Стрелецкий… Он был виден мне со спины, однако что-то в нем сразу же показалось очень знакомым. Не помню точно, что почувствовал я в тот момент. Может, меня окатило жаром. Или обдало холодом. Но одно осталось в памяти — несколько долгих мгновений я словно бы висел в петле…
Молодцеватый издали Стрелецкий при ближайшем рассмотрении выглядел не столь уж благополучно. Правда, на лице его сквозь ровный сильный загар проступал кирпичный румянец — признак телесного здоровья, но щеки были запавшие, губы шелушились, глаза блестели сухо, беспокойно и зло.
Меня он встретил как ни в чем не бывало. Без тени замешательства, со сдержанной улыбкой скорби пожал руку.
— Пошли пообедаем, — тоном, не терпящим возражения, сказал он. — Там обо всем поговорим. У меня достаточно времени до поезда.
В каком-то равнодушном оцепенении я последовал за ним. Стрелецкий уверенно прошел в стеклянные двери вокзального ресторана, а меня, отставшего от него на пару шагов, остановил швейцар, желтоглазый истовый старик с монархически распушенной бородой.
— Нельзя. Не велено нынче вашему брату, — объяснил он.
Стрелецкий спохватился и уже от столика, твердо стуча каблуками, поспешил на выручку. Бородач, однако, уперся. Напустив на себя высокомерное отупение, он лениво ронял:
— Не положено в этакой одеже… У нас военные кушают, культурные дамочки женского полу… А вдруг он тикать станет? Один такой вчерась утек, ни копья не заплатимши…

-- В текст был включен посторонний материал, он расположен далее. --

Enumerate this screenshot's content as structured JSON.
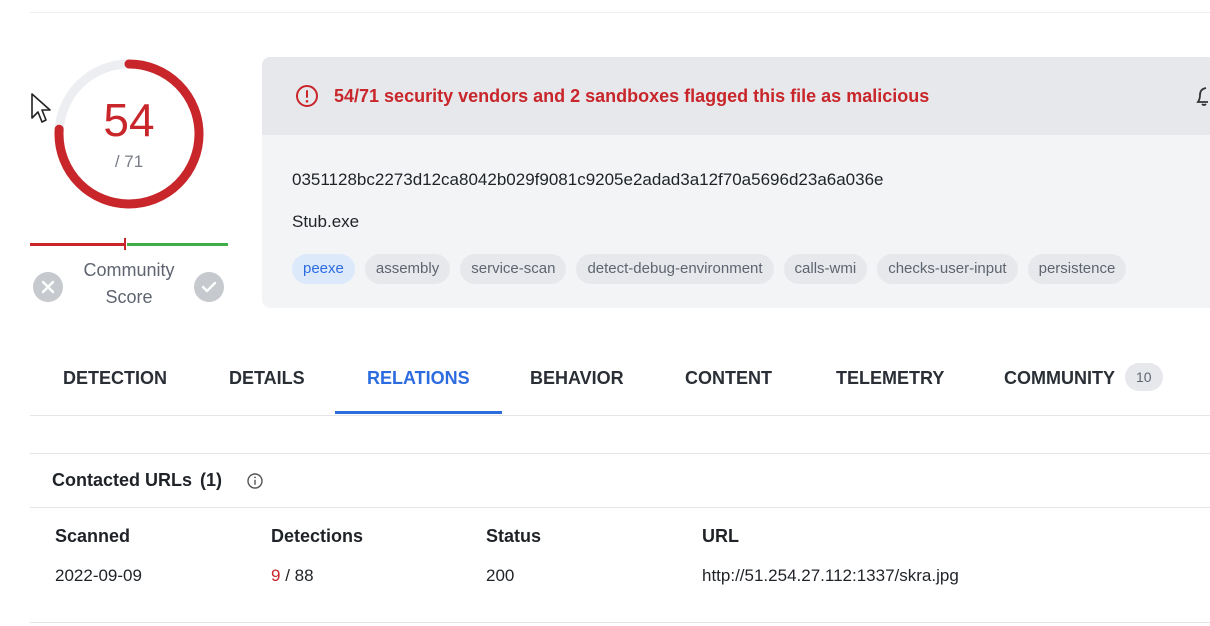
{
  "score": {
    "detected": "54",
    "total": "/ 71",
    "detected_value": 54,
    "total_value": 71
  },
  "community": {
    "label_line1": "Community",
    "label_line2": "Score"
  },
  "alert": {
    "text": "54/71 security vendors and 2 sandboxes flagged this file as malicious"
  },
  "file": {
    "hash": "0351128bc2273d12ca8042b029f9081c9205e2adad3a12f70a5696d23a6a036e",
    "name": "Stub.exe",
    "tags": [
      "peexe",
      "assembly",
      "service-scan",
      "detect-debug-environment",
      "calls-wmi",
      "checks-user-input",
      "persistence"
    ]
  },
  "tabs": [
    {
      "label": "DETECTION"
    },
    {
      "label": "DETAILS"
    },
    {
      "label": "RELATIONS",
      "active": true
    },
    {
      "label": "BEHAVIOR"
    },
    {
      "label": "CONTENT"
    },
    {
      "label": "TELEMETRY"
    },
    {
      "label": "COMMUNITY",
      "count": "10"
    }
  ],
  "contacted_urls": {
    "title": "Contacted URLs",
    "count": "(1)",
    "columns": [
      "Scanned",
      "Detections",
      "Status",
      "URL"
    ],
    "rows": [
      {
        "scanned": "2022-09-09",
        "detections_hit": "9",
        "detections_total": "/ 88",
        "status": "200",
        "url": "http://51.254.27.112:1337/skra.jpg"
      }
    ]
  },
  "colors": {
    "malicious": "#c8262a",
    "accent": "#2d6cdf",
    "harmless": "#3fae47"
  },
  "icons": {
    "alert": "alert-circle-icon",
    "bell": "bell-icon",
    "info": "info-icon",
    "vote_down": "x-circle-icon",
    "vote_up": "check-circle-icon",
    "cursor": "mouse-cursor-icon"
  }
}
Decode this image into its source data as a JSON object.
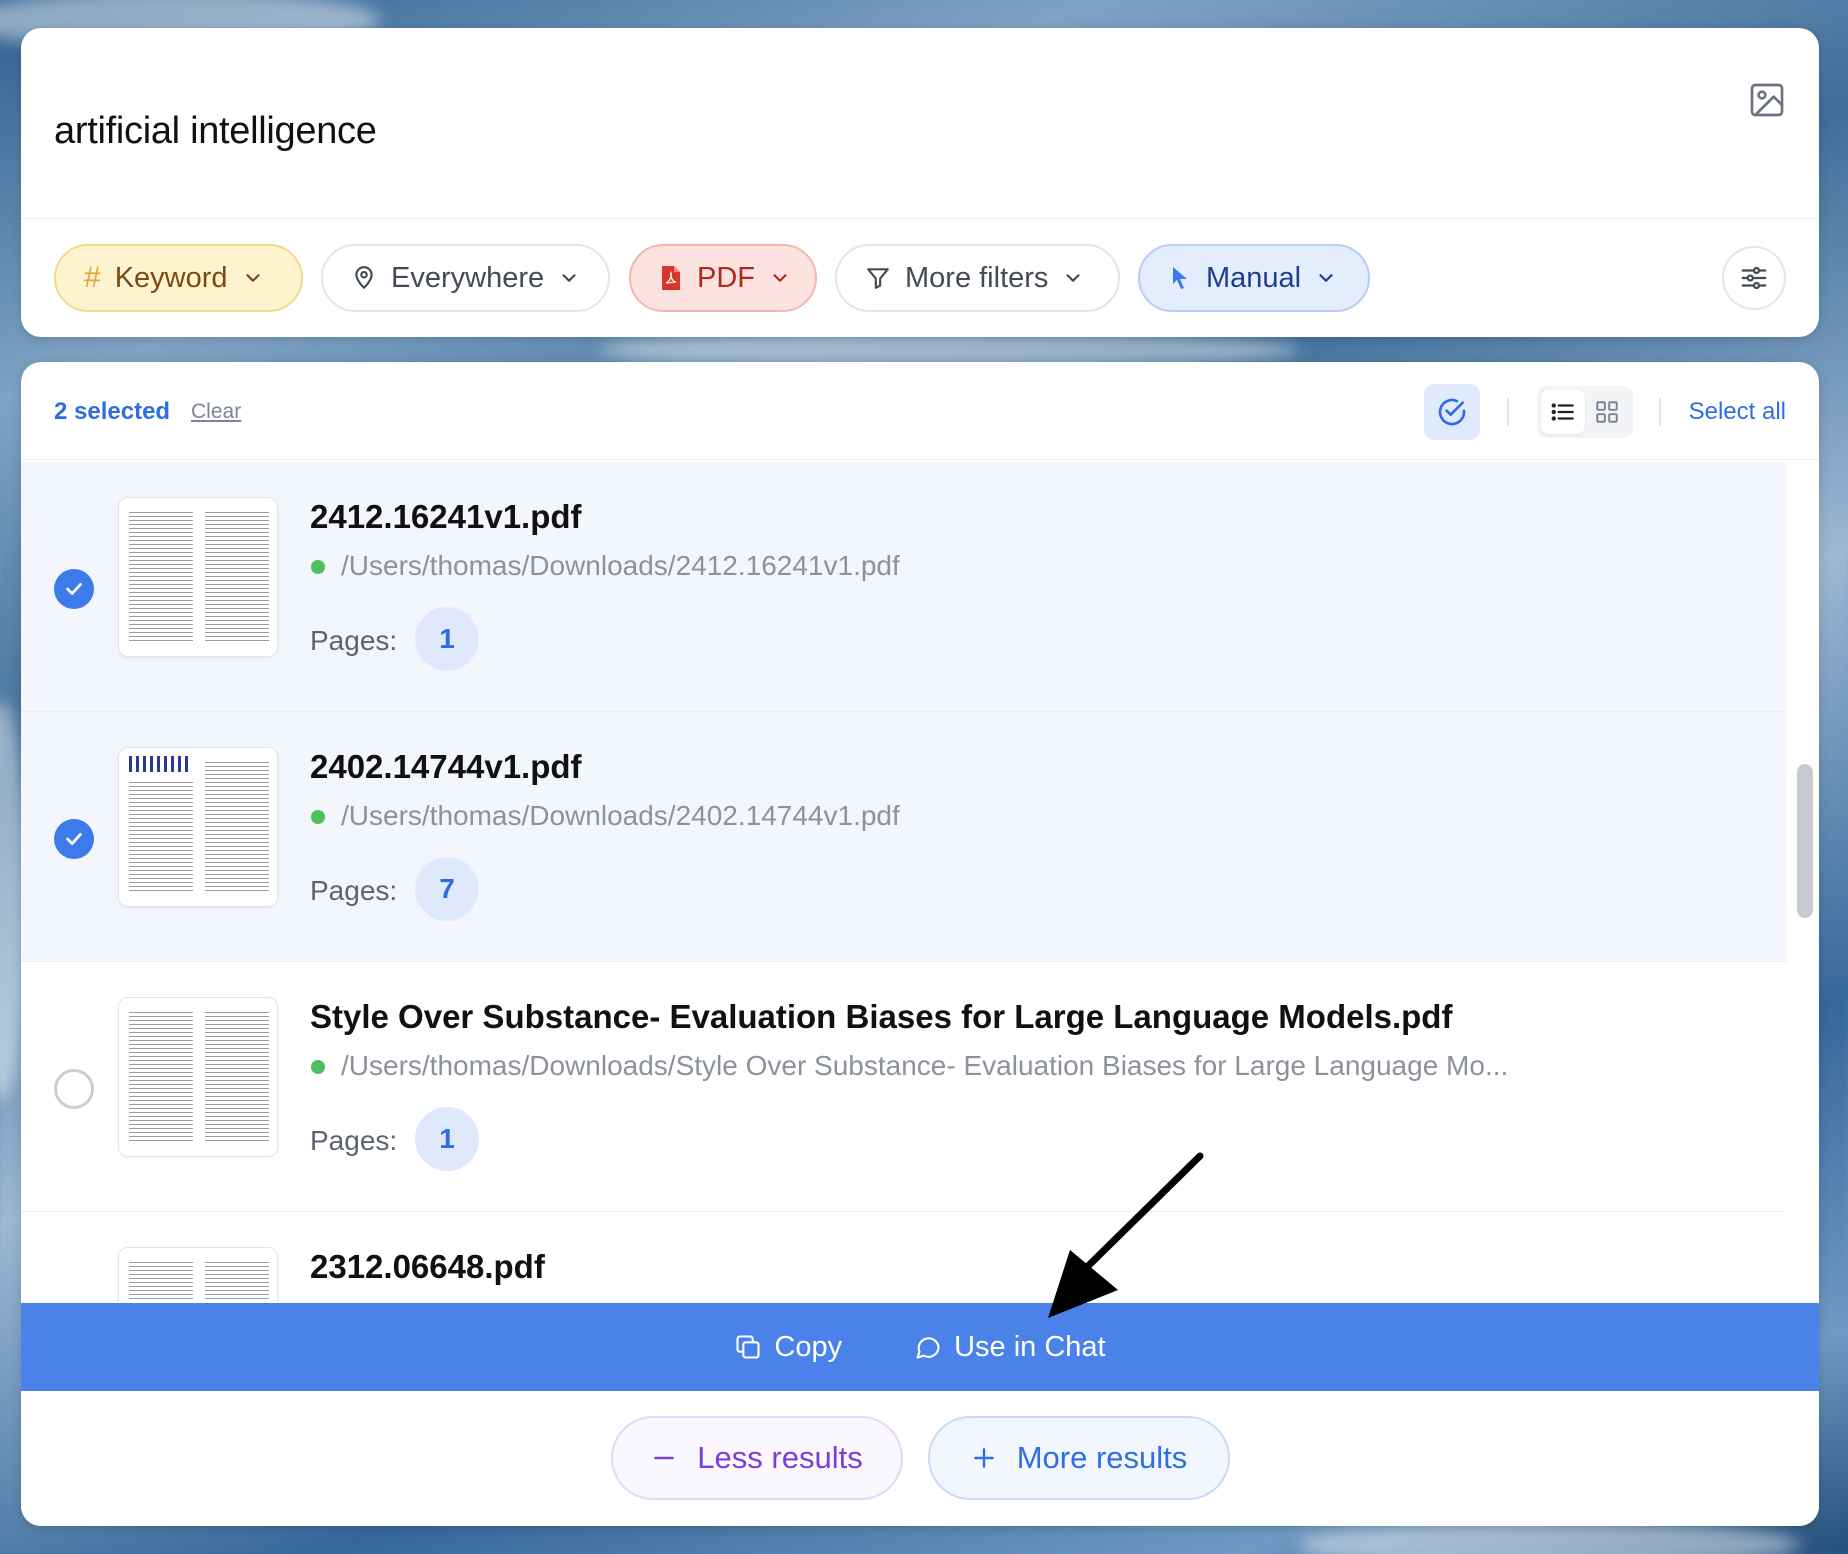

Стрелецкий начал сатанеть прямо на глазах, и неизвестно, чем бы все кончилось, если бы около нас не вырос остролицый мужчина с ласковыми глазами навыкате. Он одним незаметным движением убрал с пути несговорчивого стража и, радушно склонив набриолиненную голову, указующе простер руку в глубь зала: «Пжас-ста! Пшу вс-с!» Отходя, я уловил его горячий шепот: «Горный инженер… а тот оборванец, он прямо с приисков… При ужасных деньгах люди, понимать надо…»
Не успели мы занять места, как от сиявшего вдали буфета, похожего на небольшой готический собор, на рысях прилетела официанточка, взмахнула салфеткой, защебетала, захихикала, исчезла было, но тут же возникла снова. Как-то разом и словно бы само собой на белоснежной скатерти перед нами расположились тарелочки с кетовой икрой, ломтиками горбуши, отварным картофелем с селедкой иваси, графинчик водки и прочее.
— Прими мои соболезнования, Даниил, — угрюмо проговорил Стрелецкий, дождавшись, пока мы останемся наедине. — Право, не знаю, надо ли что-нибудь объяснять…
— Надо, — скорее машинально, чем осознанно, пробормотал я.
— Надо… — он опустил веки, помолчал немного. — Хорошо. Тогда тебе придется выслушать все. С самого начала. Потому что ты тут тоже фигура не беспричастная. Да-да, и не делай, пожалуйста, удивленный вид! — вдруг озлился он, хотя я в тот момент был весьма далек от того, чтобы удивляться или вообще как-то реагировать на его слова. — Конечно, причастен косвенно, но все-таки нашел-то эти известняки, эти… эти так называемые остатки шарьяжа ведь ты, ты! Помнишь же, как Бруевич после того носился с ними: как же-с, подтвердились его гениальные предвидения! И вы с Машей около него…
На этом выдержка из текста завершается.